200 scenarios (200 passed)
600 steps (600 passed)
248m25.386s

What am I doing wrong (or right, depending on the perspective :))?

Looking at ~~Feature #7821~~, the scenarios that failed for you were:

Scenario: Booting Tails from a USB drive upgraded from USB with persistence enabled
Scenario: Upgrading an old Tails USB installation from an ISO image, running on the old version

But I see no reason why USB boot should influence this. I conjecture that you’ve seen the boot error in the usb_install.feature scenarios simply because of probability; it’s the feature that does by far the most “real” boots (i.e. boot from scratch), whereas the other scenarios do ~one (thanks to snapshots); in fact usb_install.feature accounts for ~50% of the boots for a full run of the automated test suite. Or am I missing/forgetting something here?

#13 Updated by intrigeri 2015-03-06 18:45:34

> Damn:

Ouch!

The largest test I did was basically 1. install Tails on a virtual USB
drive; 2. boot from this USB drive dozens of times.

> But I see no reason why USB boot should influence this.

I’m absolutely not surprised that different underlying (emulated) storage technology can result in different ordering of services coming up to life.
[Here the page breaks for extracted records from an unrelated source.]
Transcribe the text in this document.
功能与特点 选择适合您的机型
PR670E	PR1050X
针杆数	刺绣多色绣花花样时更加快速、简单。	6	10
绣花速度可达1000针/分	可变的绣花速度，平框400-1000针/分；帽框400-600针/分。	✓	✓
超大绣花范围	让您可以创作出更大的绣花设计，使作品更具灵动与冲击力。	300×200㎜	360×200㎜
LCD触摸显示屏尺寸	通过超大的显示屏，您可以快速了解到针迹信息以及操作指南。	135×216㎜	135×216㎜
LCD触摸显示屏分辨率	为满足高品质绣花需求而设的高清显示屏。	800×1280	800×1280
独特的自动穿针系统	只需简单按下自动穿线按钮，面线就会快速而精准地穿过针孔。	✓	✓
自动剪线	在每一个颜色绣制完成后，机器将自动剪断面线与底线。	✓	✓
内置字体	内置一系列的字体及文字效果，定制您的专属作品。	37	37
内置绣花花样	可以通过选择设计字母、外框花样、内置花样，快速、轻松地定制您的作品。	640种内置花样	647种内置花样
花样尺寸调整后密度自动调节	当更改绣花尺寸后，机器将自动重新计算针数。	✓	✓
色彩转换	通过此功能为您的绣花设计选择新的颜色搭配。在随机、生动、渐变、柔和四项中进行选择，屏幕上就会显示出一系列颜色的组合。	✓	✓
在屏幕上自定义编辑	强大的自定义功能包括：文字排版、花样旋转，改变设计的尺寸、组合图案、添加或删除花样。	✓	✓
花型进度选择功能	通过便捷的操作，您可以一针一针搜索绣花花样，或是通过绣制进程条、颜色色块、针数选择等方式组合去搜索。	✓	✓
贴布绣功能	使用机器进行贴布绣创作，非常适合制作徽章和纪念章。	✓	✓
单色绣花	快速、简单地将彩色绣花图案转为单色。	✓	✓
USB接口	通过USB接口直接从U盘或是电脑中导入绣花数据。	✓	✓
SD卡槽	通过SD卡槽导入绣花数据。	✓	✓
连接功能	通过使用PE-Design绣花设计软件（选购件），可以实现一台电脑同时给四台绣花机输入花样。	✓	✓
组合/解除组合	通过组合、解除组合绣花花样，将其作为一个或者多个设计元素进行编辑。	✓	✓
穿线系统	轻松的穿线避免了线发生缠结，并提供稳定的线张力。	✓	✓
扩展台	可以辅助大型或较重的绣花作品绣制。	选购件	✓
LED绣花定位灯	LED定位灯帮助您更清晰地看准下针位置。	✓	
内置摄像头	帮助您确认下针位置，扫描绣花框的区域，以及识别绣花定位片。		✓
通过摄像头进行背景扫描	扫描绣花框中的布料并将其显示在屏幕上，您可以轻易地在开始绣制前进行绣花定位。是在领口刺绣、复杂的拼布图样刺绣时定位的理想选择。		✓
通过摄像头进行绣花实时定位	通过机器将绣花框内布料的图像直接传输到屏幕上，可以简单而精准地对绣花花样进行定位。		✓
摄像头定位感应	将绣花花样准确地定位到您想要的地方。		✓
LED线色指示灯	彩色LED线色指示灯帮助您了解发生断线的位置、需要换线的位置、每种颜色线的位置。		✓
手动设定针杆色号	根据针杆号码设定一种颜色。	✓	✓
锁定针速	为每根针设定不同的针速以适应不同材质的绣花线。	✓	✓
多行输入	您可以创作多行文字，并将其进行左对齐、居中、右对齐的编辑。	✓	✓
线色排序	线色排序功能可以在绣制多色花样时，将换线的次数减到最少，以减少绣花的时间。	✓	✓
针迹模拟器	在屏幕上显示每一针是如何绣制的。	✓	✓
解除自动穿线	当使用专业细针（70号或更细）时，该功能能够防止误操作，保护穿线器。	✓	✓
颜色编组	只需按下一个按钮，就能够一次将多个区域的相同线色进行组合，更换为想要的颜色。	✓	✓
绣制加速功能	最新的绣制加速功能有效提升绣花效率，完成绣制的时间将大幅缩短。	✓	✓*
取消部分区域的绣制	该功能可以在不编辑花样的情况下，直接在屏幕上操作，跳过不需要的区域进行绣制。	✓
#14 Updated by intrigeri 2015-03-06 18:47:41

> Or did you also see it outside of that one?

Outside.

> Do you still have the .feature file you used to spam the “problematic” scenario, if you did?

Nope.

> And was it on isotester1 or one of your own nested setups that you saw the problem?

Both, IIRC.

> Is it really necessary to add that dependency to the gdm3 init script? In the remote shell init script we have the reverse dependency that you suggested:

Indeed you’re right.

> There’s contribute/release_process/test/automated_tests.mdwn which reads as
> a mixed design doc and introduction to writing tests. There’s a “Remote shell”
> section which I suppose could mention the paths to the init script and python script,
> and any path of gdm3’s init script, if needed. Perhaps this document should be split?
> E.g.

> * move the design stuff into contribute/design somewhere
> * move the test writing intro into@contribute/release_process/test/usage.mdwn@
> * make automated_tests.mdwn only point to the usage and setup instructions.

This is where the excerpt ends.